La relation sensuelle entre les personnages, dont la première scène représentait un « fort enjeu » de crédibilité, est filmée avec autant de réalisme que de délicatesse. Conscient que le sujet ô combien actuel au cinéma des corps dénudés et de l’intimité doit être pris avec précaution, le réalisateur « a veillé à ne pas montrer de scènes d’amour gratuites. Il a beaucoup travaillé avec la chef opératrice sur ce qu’il voulait voir ou ne pas voir. Ils ont défini ensemble les axes et la manière dont la caméra allait se placer et ont beaucoup discuté en amont avec les acteurs, afin de savoir comment ces derniers appréhendaient les scènes et de faire en sorte qu’ils se sentent à l’aise ».
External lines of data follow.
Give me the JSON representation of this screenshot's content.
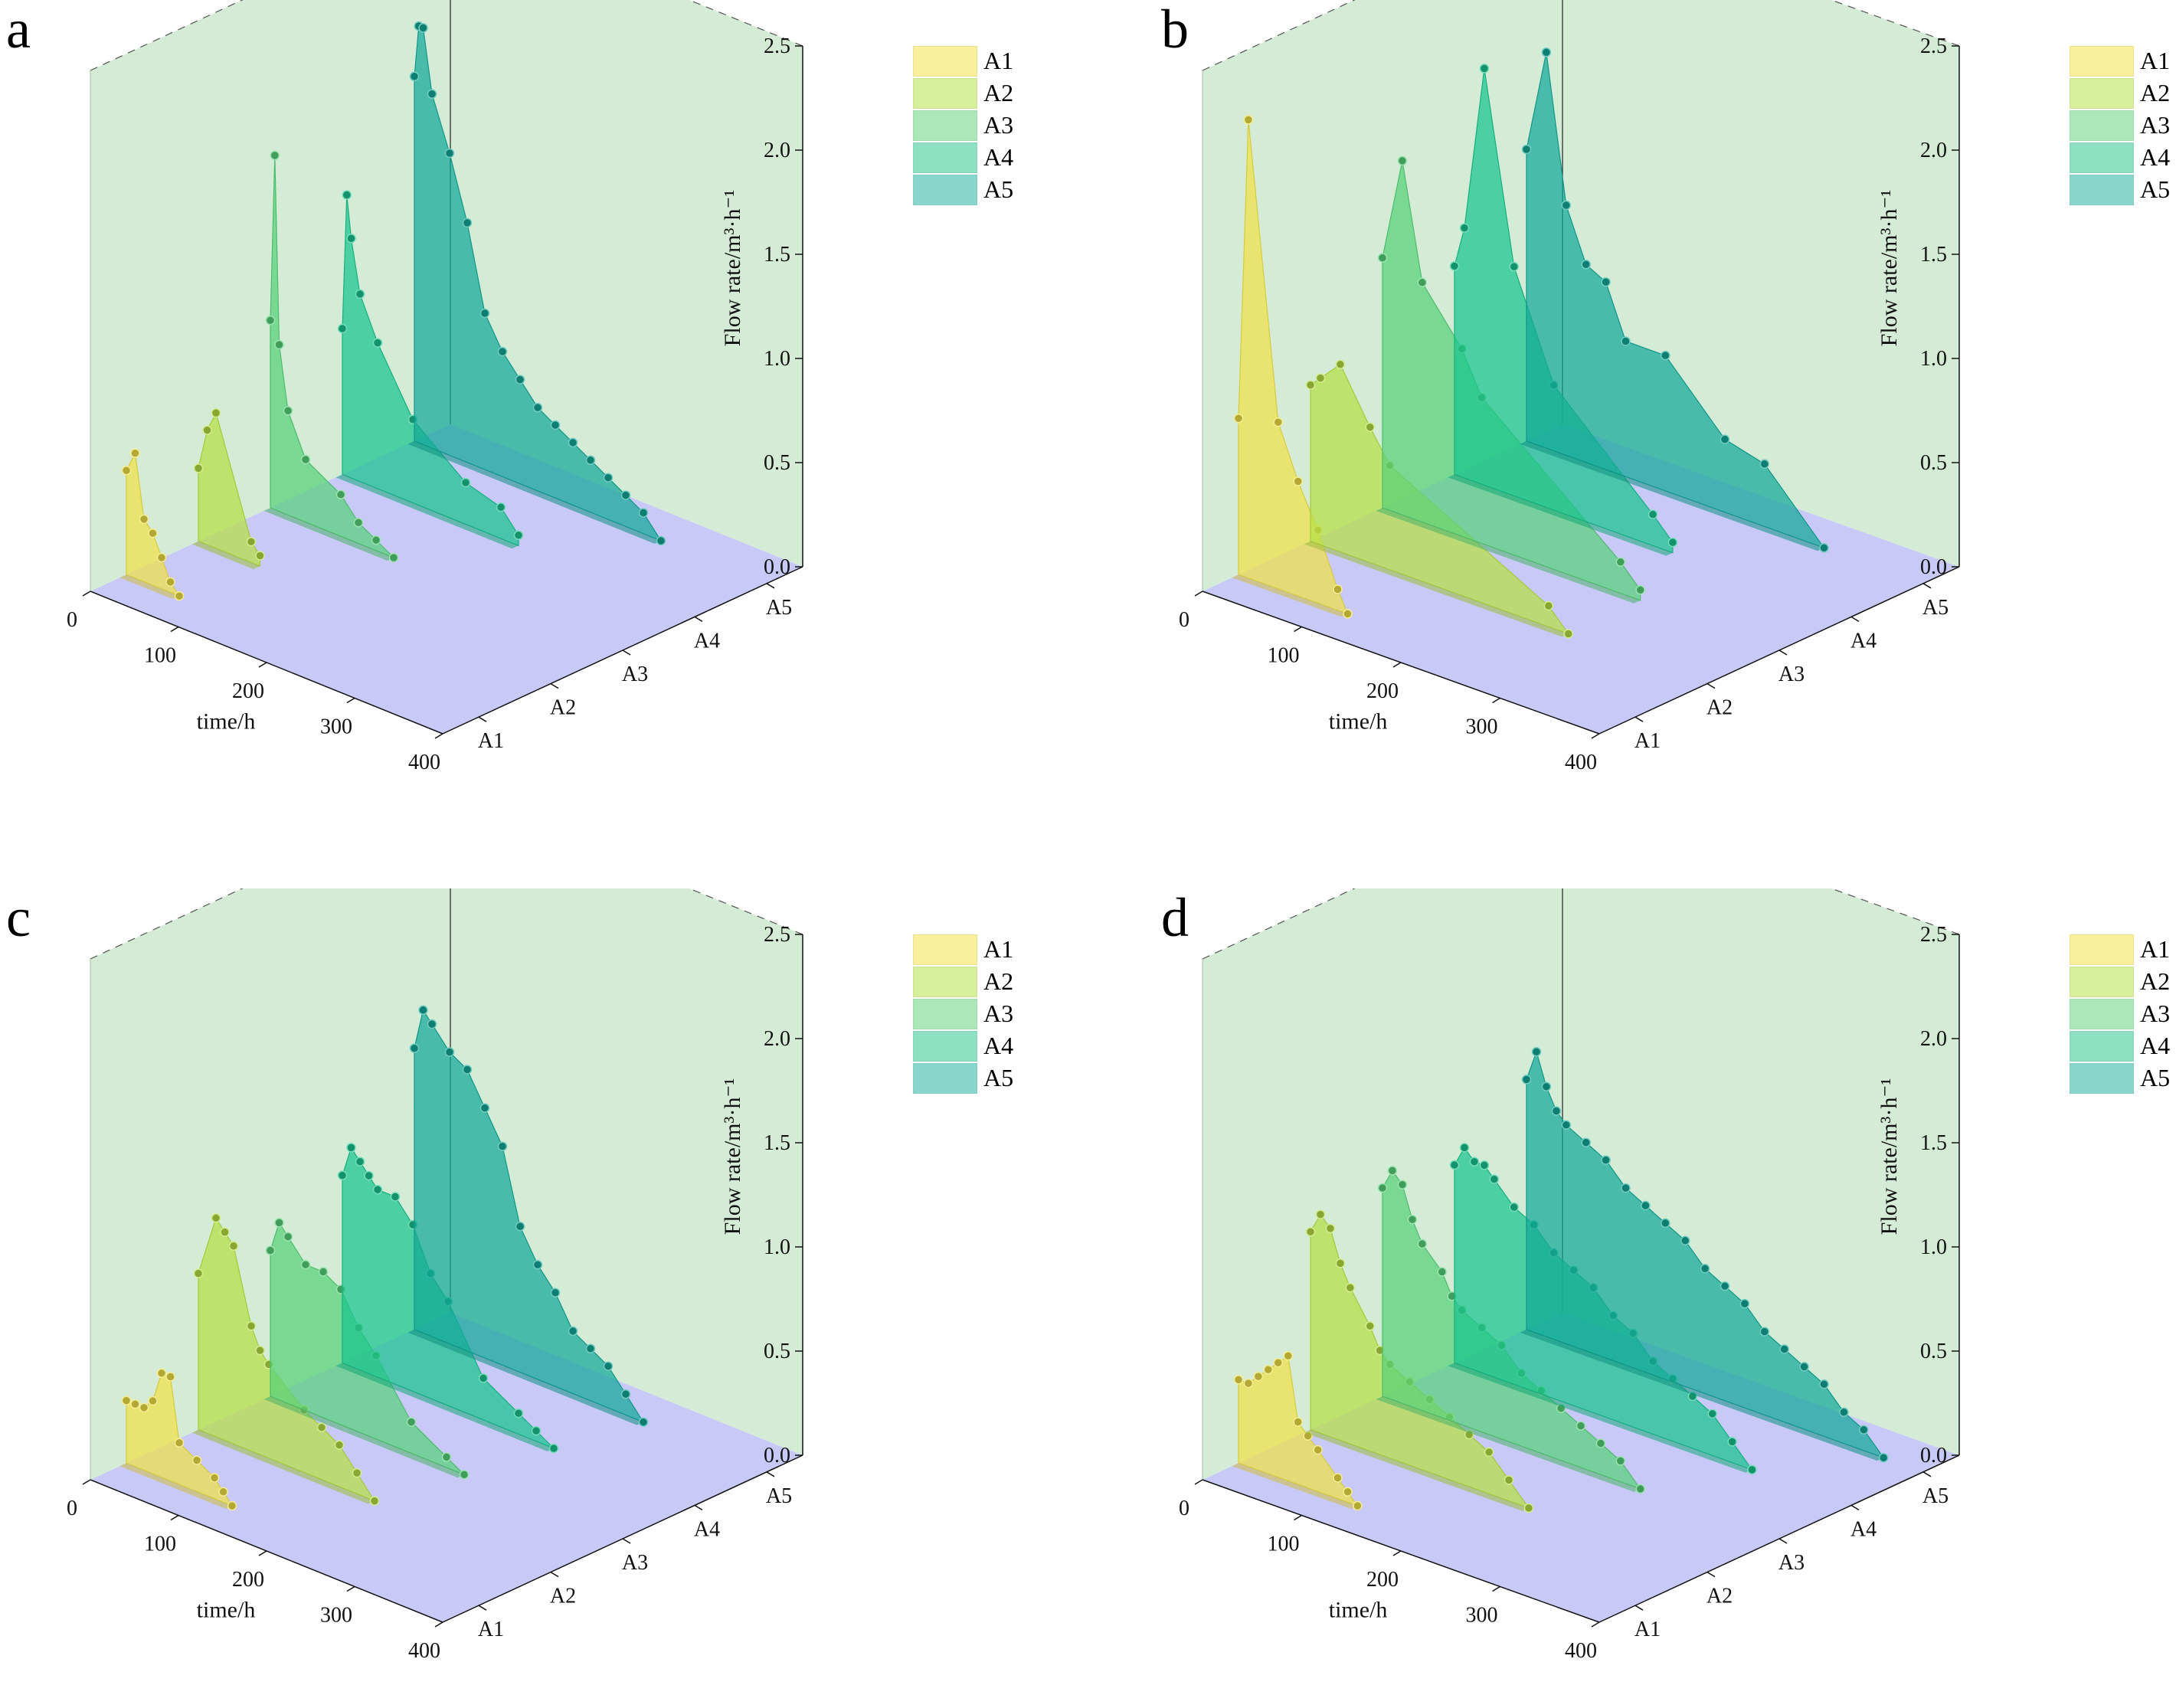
{
  "chart_data": [
    {
      "type": "3d-waterfall-area",
      "panel_label": "a",
      "ylabel": "Flow rate/m³·h⁻¹",
      "xlabel": "time/h",
      "ylim": [
        0,
        2.5
      ],
      "y_ticks": [
        "0.0",
        "0.5",
        "1.0",
        "1.5",
        "2.0",
        "2.5"
      ],
      "x_ticks": [
        "0",
        "100",
        "200",
        "300",
        "400"
      ],
      "z_ticks": [
        "A1",
        "A2",
        "A3",
        "A4",
        "A5"
      ],
      "legend": [
        "A1",
        "A2",
        "A3",
        "A4",
        "A5"
      ],
      "series": [
        {
          "name": "A1",
          "points": [
            [
              0,
              0.5
            ],
            [
              10,
              0.6
            ],
            [
              20,
              0.3
            ],
            [
              30,
              0.25
            ],
            [
              40,
              0.15
            ],
            [
              50,
              0.05
            ],
            [
              60,
              0.0
            ]
          ]
        },
        {
          "name": "A2",
          "points": [
            [
              0,
              0.35
            ],
            [
              10,
              0.55
            ],
            [
              20,
              0.65
            ],
            [
              60,
              0.1
            ],
            [
              70,
              0.05
            ]
          ]
        },
        {
          "name": "A3",
          "points": [
            [
              0,
              0.9
            ],
            [
              5,
              1.7
            ],
            [
              10,
              0.8
            ],
            [
              20,
              0.5
            ],
            [
              40,
              0.3
            ],
            [
              80,
              0.2
            ],
            [
              100,
              0.1
            ],
            [
              120,
              0.05
            ],
            [
              140,
              0.0
            ]
          ]
        },
        {
          "name": "A4",
          "points": [
            [
              0,
              0.7
            ],
            [
              5,
              1.35
            ],
            [
              10,
              1.15
            ],
            [
              20,
              0.9
            ],
            [
              40,
              0.7
            ],
            [
              80,
              0.4
            ],
            [
              140,
              0.2
            ],
            [
              180,
              0.15
            ],
            [
              200,
              0.05
            ]
          ]
        },
        {
          "name": "A5",
          "points": [
            [
              0,
              1.75
            ],
            [
              5,
              2.0
            ],
            [
              10,
              2.0
            ],
            [
              20,
              1.7
            ],
            [
              40,
              1.45
            ],
            [
              60,
              1.15
            ],
            [
              80,
              0.75
            ],
            [
              100,
              0.6
            ],
            [
              120,
              0.5
            ],
            [
              140,
              0.4
            ],
            [
              160,
              0.35
            ],
            [
              180,
              0.3
            ],
            [
              200,
              0.25
            ],
            [
              220,
              0.2
            ],
            [
              240,
              0.15
            ],
            [
              260,
              0.1
            ],
            [
              280,
              0.0
            ]
          ]
        }
      ]
    },
    {
      "type": "3d-waterfall-area",
      "panel_label": "b",
      "ylabel": "Flow rate/m³·h⁻¹",
      "xlabel": "time/h",
      "ylim": [
        0,
        2.5
      ],
      "y_ticks": [
        "0.0",
        "0.5",
        "1.0",
        "1.5",
        "2.0",
        "2.5"
      ],
      "x_ticks": [
        "0",
        "100",
        "200",
        "300",
        "400"
      ],
      "z_ticks": [
        "A1",
        "A2",
        "A3",
        "A4",
        "A5"
      ],
      "legend": [
        "A1",
        "A2",
        "A3",
        "A4",
        "A5"
      ],
      "series": [
        {
          "name": "A1",
          "points": [
            [
              0,
              0.75
            ],
            [
              10,
              2.2
            ],
            [
              40,
              0.8
            ],
            [
              60,
              0.55
            ],
            [
              80,
              0.35
            ],
            [
              100,
              0.1
            ],
            [
              110,
              0.0
            ]
          ]
        },
        {
          "name": "A2",
          "points": [
            [
              0,
              0.75
            ],
            [
              10,
              0.8
            ],
            [
              30,
              0.9
            ],
            [
              60,
              0.65
            ],
            [
              80,
              0.5
            ],
            [
              240,
              0.1
            ],
            [
              260,
              0.0
            ]
          ]
        },
        {
          "name": "A3",
          "points": [
            [
              0,
              1.2
            ],
            [
              20,
              1.7
            ],
            [
              40,
              1.15
            ],
            [
              80,
              0.9
            ],
            [
              100,
              0.7
            ],
            [
              240,
              0.15
            ],
            [
              260,
              0.05
            ]
          ]
        },
        {
          "name": "A4",
          "points": [
            [
              0,
              1.0
            ],
            [
              10,
              1.2
            ],
            [
              30,
              2.0
            ],
            [
              60,
              1.1
            ],
            [
              100,
              0.6
            ],
            [
              200,
              0.15
            ],
            [
              220,
              0.05
            ]
          ]
        },
        {
          "name": "A5",
          "points": [
            [
              0,
              1.4
            ],
            [
              20,
              1.9
            ],
            [
              40,
              1.2
            ],
            [
              60,
              0.95
            ],
            [
              80,
              0.9
            ],
            [
              100,
              0.65
            ],
            [
              140,
              0.65
            ],
            [
              200,
              0.35
            ],
            [
              240,
              0.3
            ],
            [
              300,
              0.0
            ]
          ]
        }
      ]
    },
    {
      "type": "3d-waterfall-area",
      "panel_label": "c",
      "ylabel": "Flow rate/m³·h⁻¹",
      "xlabel": "time/h",
      "ylim": [
        0,
        2.5
      ],
      "y_ticks": [
        "0.0",
        "0.5",
        "1.0",
        "1.5",
        "2.0",
        "2.5"
      ],
      "x_ticks": [
        "0",
        "100",
        "200",
        "300",
        "400"
      ],
      "z_ticks": [
        "A1",
        "A2",
        "A3",
        "A4",
        "A5"
      ],
      "legend": [
        "A1",
        "A2",
        "A3",
        "A4",
        "A5"
      ],
      "series": [
        {
          "name": "A1",
          "points": [
            [
              0,
              0.3
            ],
            [
              10,
              0.3
            ],
            [
              20,
              0.3
            ],
            [
              30,
              0.35
            ],
            [
              40,
              0.5
            ],
            [
              50,
              0.5
            ],
            [
              60,
              0.2
            ],
            [
              80,
              0.15
            ],
            [
              100,
              0.1
            ],
            [
              110,
              0.05
            ],
            [
              120,
              0.0
            ]
          ]
        },
        {
          "name": "A2",
          "points": [
            [
              0,
              0.75
            ],
            [
              20,
              1.05
            ],
            [
              30,
              1.0
            ],
            [
              40,
              0.95
            ],
            [
              60,
              0.6
            ],
            [
              70,
              0.5
            ],
            [
              80,
              0.45
            ],
            [
              120,
              0.3
            ],
            [
              140,
              0.25
            ],
            [
              160,
              0.2
            ],
            [
              180,
              0.1
            ],
            [
              200,
              0.0
            ]
          ]
        },
        {
          "name": "A3",
          "points": [
            [
              0,
              0.7
            ],
            [
              10,
              0.85
            ],
            [
              20,
              0.8
            ],
            [
              40,
              0.7
            ],
            [
              60,
              0.7
            ],
            [
              80,
              0.65
            ],
            [
              100,
              0.5
            ],
            [
              120,
              0.4
            ],
            [
              160,
              0.15
            ],
            [
              200,
              0.05
            ],
            [
              220,
              0.0
            ]
          ]
        },
        {
          "name": "A4",
          "points": [
            [
              0,
              0.9
            ],
            [
              10,
              1.05
            ],
            [
              20,
              1.0
            ],
            [
              30,
              0.95
            ],
            [
              40,
              0.9
            ],
            [
              60,
              0.9
            ],
            [
              80,
              0.8
            ],
            [
              100,
              0.6
            ],
            [
              120,
              0.5
            ],
            [
              160,
              0.2
            ],
            [
              200,
              0.1
            ],
            [
              220,
              0.05
            ],
            [
              240,
              0.0
            ]
          ]
        },
        {
          "name": "A5",
          "points": [
            [
              0,
              1.35
            ],
            [
              10,
              1.55
            ],
            [
              20,
              1.5
            ],
            [
              40,
              1.4
            ],
            [
              60,
              1.35
            ],
            [
              80,
              1.2
            ],
            [
              100,
              1.05
            ],
            [
              120,
              0.7
            ],
            [
              140,
              0.55
            ],
            [
              160,
              0.45
            ],
            [
              180,
              0.3
            ],
            [
              200,
              0.25
            ],
            [
              220,
              0.2
            ],
            [
              240,
              0.1
            ],
            [
              260,
              0.0
            ]
          ]
        }
      ]
    },
    {
      "type": "3d-waterfall-area",
      "panel_label": "d",
      "ylabel": "Flow rate/m³·h⁻¹",
      "xlabel": "time/h",
      "ylim": [
        0,
        2.5
      ],
      "y_ticks": [
        "0.0",
        "0.5",
        "1.0",
        "1.5",
        "2.0",
        "2.5"
      ],
      "x_ticks": [
        "0",
        "100",
        "200",
        "300",
        "400"
      ],
      "z_ticks": [
        "A1",
        "A2",
        "A3",
        "A4",
        "A5"
      ],
      "legend": [
        "A1",
        "A2",
        "A3",
        "A4",
        "A5"
      ],
      "series": [
        {
          "name": "A1",
          "points": [
            [
              0,
              0.4
            ],
            [
              10,
              0.4
            ],
            [
              20,
              0.45
            ],
            [
              30,
              0.5
            ],
            [
              40,
              0.55
            ],
            [
              50,
              0.6
            ],
            [
              60,
              0.3
            ],
            [
              70,
              0.25
            ],
            [
              80,
              0.2
            ],
            [
              100,
              0.1
            ],
            [
              110,
              0.05
            ],
            [
              120,
              0.0
            ]
          ]
        },
        {
          "name": "A2",
          "points": [
            [
              0,
              0.95
            ],
            [
              10,
              1.05
            ],
            [
              20,
              1.0
            ],
            [
              30,
              0.85
            ],
            [
              40,
              0.75
            ],
            [
              60,
              0.6
            ],
            [
              70,
              0.5
            ],
            [
              80,
              0.45
            ],
            [
              100,
              0.4
            ],
            [
              120,
              0.35
            ],
            [
              140,
              0.3
            ],
            [
              160,
              0.25
            ],
            [
              180,
              0.2
            ],
            [
              200,
              0.1
            ],
            [
              220,
              0.0
            ]
          ]
        },
        {
          "name": "A3",
          "points": [
            [
              0,
              1.0
            ],
            [
              10,
              1.1
            ],
            [
              20,
              1.05
            ],
            [
              30,
              0.9
            ],
            [
              40,
              0.8
            ],
            [
              60,
              0.7
            ],
            [
              70,
              0.6
            ],
            [
              80,
              0.55
            ],
            [
              100,
              0.5
            ],
            [
              120,
              0.45
            ],
            [
              140,
              0.35
            ],
            [
              160,
              0.3
            ],
            [
              180,
              0.25
            ],
            [
              200,
              0.2
            ],
            [
              220,
              0.15
            ],
            [
              240,
              0.1
            ],
            [
              260,
              0.0
            ]
          ]
        },
        {
          "name": "A4",
          "points": [
            [
              0,
              0.95
            ],
            [
              10,
              1.05
            ],
            [
              20,
              1.0
            ],
            [
              30,
              1.0
            ],
            [
              40,
              0.95
            ],
            [
              60,
              0.85
            ],
            [
              80,
              0.8
            ],
            [
              100,
              0.7
            ],
            [
              120,
              0.65
            ],
            [
              140,
              0.6
            ],
            [
              160,
              0.5
            ],
            [
              180,
              0.45
            ],
            [
              200,
              0.35
            ],
            [
              220,
              0.3
            ],
            [
              240,
              0.25
            ],
            [
              260,
              0.2
            ],
            [
              280,
              0.1
            ],
            [
              300,
              0.0
            ]
          ]
        },
        {
          "name": "A5",
          "points": [
            [
              0,
              1.2
            ],
            [
              10,
              1.35
            ],
            [
              20,
              1.2
            ],
            [
              30,
              1.1
            ],
            [
              40,
              1.05
            ],
            [
              60,
              1.0
            ],
            [
              80,
              0.95
            ],
            [
              100,
              0.85
            ],
            [
              120,
              0.8
            ],
            [
              140,
              0.75
            ],
            [
              160,
              0.7
            ],
            [
              180,
              0.6
            ],
            [
              200,
              0.55
            ],
            [
              220,
              0.5
            ],
            [
              240,
              0.4
            ],
            [
              260,
              0.35
            ],
            [
              280,
              0.3
            ],
            [
              300,
              0.25
            ],
            [
              320,
              0.15
            ],
            [
              340,
              0.1
            ],
            [
              360,
              0.0
            ]
          ]
        }
      ]
    }
  ],
  "style": {
    "series_colors": [
      "#f0e046",
      "#b5df43",
      "#56d178",
      "#18c48e",
      "#12a898"
    ],
    "legend_colors": [
      "#f7ef9a",
      "#d7ee9b",
      "#abe8b7",
      "#8ee0c3",
      "#89d6cb"
    ],
    "back_wall_color": "#d4ecd6",
    "floor_color": "#c9c9f8"
  }
}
Damien Bonnard précise quant à lui « faire attention depuis ses débuts dans Rester Vertical, autant à l’autre qu’à lui-même dans ces moments et à ne pas être fragilisé. Pour éviter que ça ne traine pas dans la tête pendant des mois, il faut en parler au maximum avec les partenaires, tout chorégraphier, savoir à quel moment et comment on s’embrasse et ou est la caméra ». Il dit d’ailleurs être « son propre coordinateur d’intimité car il a mis en place un système de protection rigide qui ne se voit pas à la caméra et ne gêne personne, permettant d’être pleinement dedans et que rien ne soit mal vécu ». Film pudique sur le respect des engagements et des promesses qu’on se fait à soi-même, LE SYSTÈME VICTORIA embarque donc le spectateur dans l’aventure remarquable et haletante d’un homme au cœur blessé, qui apprendra en conscience à faire ses choix.